Dopo che anche la spola se ne fu scappata via, alla fanciulla non restò che un ago. Decise allora di mettersi a cucire, e cucendo cantava:
Ago, bell’ago, acuto e sottile,
fa’ per lo sposo la casa gentile.
Allora l’ago le schizzò dalle dita e volò su e giù per la cucina più velocemente di un fulmine: era come se ci fossero dei folletti invisibili a dirigere le operazioni, e in brevissimo tempo la tavola e le panche furono rivestite da un bel tessuto verde, le sedie furono ricoperte di velluto puro, e alle finestre furono appese delle tendine di seta.
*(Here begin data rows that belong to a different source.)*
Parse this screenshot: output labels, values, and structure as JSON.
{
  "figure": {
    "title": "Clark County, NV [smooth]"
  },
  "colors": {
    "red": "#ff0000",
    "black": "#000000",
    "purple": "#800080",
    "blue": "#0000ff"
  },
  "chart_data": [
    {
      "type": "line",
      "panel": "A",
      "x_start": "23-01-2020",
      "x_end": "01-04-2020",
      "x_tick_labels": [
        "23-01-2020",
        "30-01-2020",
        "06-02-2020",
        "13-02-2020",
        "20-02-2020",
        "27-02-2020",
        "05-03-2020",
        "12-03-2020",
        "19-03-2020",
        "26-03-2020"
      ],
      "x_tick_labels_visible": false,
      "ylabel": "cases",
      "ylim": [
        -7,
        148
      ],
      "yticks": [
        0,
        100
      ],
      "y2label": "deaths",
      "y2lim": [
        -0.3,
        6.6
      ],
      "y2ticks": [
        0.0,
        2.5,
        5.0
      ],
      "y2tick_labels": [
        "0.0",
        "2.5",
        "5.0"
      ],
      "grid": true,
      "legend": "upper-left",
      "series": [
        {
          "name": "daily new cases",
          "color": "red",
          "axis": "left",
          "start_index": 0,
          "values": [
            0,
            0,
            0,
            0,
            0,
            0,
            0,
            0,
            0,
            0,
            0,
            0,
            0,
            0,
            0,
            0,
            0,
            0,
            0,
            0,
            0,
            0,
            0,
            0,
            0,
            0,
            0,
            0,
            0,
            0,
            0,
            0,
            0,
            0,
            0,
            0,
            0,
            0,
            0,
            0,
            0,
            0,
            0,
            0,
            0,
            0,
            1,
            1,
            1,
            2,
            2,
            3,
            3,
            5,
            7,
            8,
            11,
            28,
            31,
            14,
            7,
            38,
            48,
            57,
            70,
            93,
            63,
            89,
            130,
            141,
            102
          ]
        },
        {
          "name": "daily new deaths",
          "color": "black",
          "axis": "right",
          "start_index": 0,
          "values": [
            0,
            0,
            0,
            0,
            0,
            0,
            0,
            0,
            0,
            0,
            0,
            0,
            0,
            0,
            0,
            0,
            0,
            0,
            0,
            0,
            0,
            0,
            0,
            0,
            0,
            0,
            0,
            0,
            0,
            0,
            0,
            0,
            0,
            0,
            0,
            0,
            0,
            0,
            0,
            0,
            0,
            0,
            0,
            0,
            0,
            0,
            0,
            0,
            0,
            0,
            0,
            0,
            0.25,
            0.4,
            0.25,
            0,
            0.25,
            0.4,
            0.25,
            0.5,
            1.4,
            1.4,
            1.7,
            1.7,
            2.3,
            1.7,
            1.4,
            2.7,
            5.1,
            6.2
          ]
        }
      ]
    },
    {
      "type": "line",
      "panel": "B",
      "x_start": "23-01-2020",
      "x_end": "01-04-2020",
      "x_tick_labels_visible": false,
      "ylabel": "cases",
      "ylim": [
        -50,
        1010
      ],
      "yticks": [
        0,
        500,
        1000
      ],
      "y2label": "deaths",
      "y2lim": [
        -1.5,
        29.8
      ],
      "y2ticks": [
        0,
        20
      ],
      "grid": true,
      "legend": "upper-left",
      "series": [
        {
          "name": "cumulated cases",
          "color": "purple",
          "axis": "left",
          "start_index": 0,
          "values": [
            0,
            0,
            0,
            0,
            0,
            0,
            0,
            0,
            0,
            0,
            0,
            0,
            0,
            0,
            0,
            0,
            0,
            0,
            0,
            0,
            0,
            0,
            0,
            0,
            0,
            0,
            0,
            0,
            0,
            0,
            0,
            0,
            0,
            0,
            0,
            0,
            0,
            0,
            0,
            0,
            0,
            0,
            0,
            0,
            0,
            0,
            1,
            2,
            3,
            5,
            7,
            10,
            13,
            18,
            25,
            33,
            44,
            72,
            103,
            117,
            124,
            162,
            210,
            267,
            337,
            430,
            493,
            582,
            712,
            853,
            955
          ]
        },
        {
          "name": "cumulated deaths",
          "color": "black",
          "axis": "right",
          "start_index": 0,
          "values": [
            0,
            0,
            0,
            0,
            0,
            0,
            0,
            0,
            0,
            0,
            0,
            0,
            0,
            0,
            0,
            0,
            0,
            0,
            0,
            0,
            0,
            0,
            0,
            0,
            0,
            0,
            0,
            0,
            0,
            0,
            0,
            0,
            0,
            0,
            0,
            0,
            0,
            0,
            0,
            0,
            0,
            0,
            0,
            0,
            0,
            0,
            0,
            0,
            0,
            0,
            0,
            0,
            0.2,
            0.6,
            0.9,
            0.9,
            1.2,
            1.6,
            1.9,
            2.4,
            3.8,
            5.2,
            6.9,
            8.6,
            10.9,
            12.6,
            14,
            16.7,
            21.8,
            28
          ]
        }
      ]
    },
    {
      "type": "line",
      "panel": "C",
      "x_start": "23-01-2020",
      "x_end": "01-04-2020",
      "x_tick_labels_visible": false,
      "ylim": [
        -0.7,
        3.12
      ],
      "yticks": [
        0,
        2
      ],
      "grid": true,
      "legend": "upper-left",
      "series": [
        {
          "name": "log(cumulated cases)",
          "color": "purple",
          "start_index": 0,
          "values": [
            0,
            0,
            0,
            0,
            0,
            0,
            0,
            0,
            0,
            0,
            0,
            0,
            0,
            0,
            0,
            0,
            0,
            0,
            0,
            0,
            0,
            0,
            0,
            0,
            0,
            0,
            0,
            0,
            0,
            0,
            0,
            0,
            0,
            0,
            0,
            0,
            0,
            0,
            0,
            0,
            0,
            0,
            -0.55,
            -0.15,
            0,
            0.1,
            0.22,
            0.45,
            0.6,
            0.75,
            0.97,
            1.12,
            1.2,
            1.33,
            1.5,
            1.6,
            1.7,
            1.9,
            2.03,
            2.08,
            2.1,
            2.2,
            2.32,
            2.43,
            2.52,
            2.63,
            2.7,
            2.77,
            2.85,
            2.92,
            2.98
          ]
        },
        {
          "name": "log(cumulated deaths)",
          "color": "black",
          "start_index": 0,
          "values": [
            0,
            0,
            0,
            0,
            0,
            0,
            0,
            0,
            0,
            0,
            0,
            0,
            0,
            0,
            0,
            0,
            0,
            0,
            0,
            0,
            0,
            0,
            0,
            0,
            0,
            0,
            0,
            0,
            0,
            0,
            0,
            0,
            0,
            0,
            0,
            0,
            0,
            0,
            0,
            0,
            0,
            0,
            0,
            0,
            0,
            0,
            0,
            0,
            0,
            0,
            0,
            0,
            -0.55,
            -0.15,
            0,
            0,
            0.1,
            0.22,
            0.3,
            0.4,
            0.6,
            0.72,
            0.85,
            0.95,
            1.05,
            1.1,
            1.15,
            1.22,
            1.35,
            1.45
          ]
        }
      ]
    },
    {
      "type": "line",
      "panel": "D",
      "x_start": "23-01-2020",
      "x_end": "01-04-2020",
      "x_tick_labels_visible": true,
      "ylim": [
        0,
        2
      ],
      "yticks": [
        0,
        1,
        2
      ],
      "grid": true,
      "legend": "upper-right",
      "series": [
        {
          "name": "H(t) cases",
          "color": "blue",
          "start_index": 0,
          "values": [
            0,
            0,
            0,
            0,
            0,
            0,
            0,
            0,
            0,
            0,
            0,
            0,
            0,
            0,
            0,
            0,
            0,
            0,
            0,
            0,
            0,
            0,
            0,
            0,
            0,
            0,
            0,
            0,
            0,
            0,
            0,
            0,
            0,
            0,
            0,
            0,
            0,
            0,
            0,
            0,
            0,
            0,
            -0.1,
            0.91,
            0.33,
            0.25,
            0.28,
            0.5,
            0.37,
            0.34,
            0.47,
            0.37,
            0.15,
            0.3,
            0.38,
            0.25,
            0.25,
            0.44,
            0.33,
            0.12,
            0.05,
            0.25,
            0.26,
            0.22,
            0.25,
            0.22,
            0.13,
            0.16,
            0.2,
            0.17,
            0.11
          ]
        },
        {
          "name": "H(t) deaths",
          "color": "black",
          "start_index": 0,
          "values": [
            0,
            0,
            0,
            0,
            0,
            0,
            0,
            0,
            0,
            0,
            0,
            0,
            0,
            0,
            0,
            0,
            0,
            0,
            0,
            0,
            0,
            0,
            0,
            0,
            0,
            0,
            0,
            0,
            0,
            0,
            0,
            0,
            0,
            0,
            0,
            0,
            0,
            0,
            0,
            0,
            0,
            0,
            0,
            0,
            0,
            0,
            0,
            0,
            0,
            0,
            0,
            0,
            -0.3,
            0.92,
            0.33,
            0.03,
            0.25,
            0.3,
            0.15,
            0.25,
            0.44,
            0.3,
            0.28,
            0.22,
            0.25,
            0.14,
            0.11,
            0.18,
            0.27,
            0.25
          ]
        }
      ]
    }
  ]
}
L’ago aveva appena cucito il suo ultimo punto, quando la fanciulla vide dalla finestra le piume bianche del berretto del principe, che era stato condotto lì dal filo d’oro del fuso. Smontò da cavallo e si diresse verso l’entrata, passando per il tappeto, ed entrò in casa; quando fu in cucina, trovò la fanciulla vestita di un semplice abito, e pur così bella da risplendere come una rosa di maggio.
“Tu sei la più povera, ma anche la più ricca” le disse, “vieni con me, e sarai la mia sposa.” Ella taceva, ma allungò una mano verso di lui; poi, il principe le diede un bacio e la condusse fuori, la fece montare sul suo cavallo, e la condusse al palazzo reale dove ebbero luogo le nozze che furono celebrate con grande giubilo. E da quel giorno in poi il fuso, la spola, e l’ago furono custoditi nella sala del tesoro, e conservati con tutti gli onori.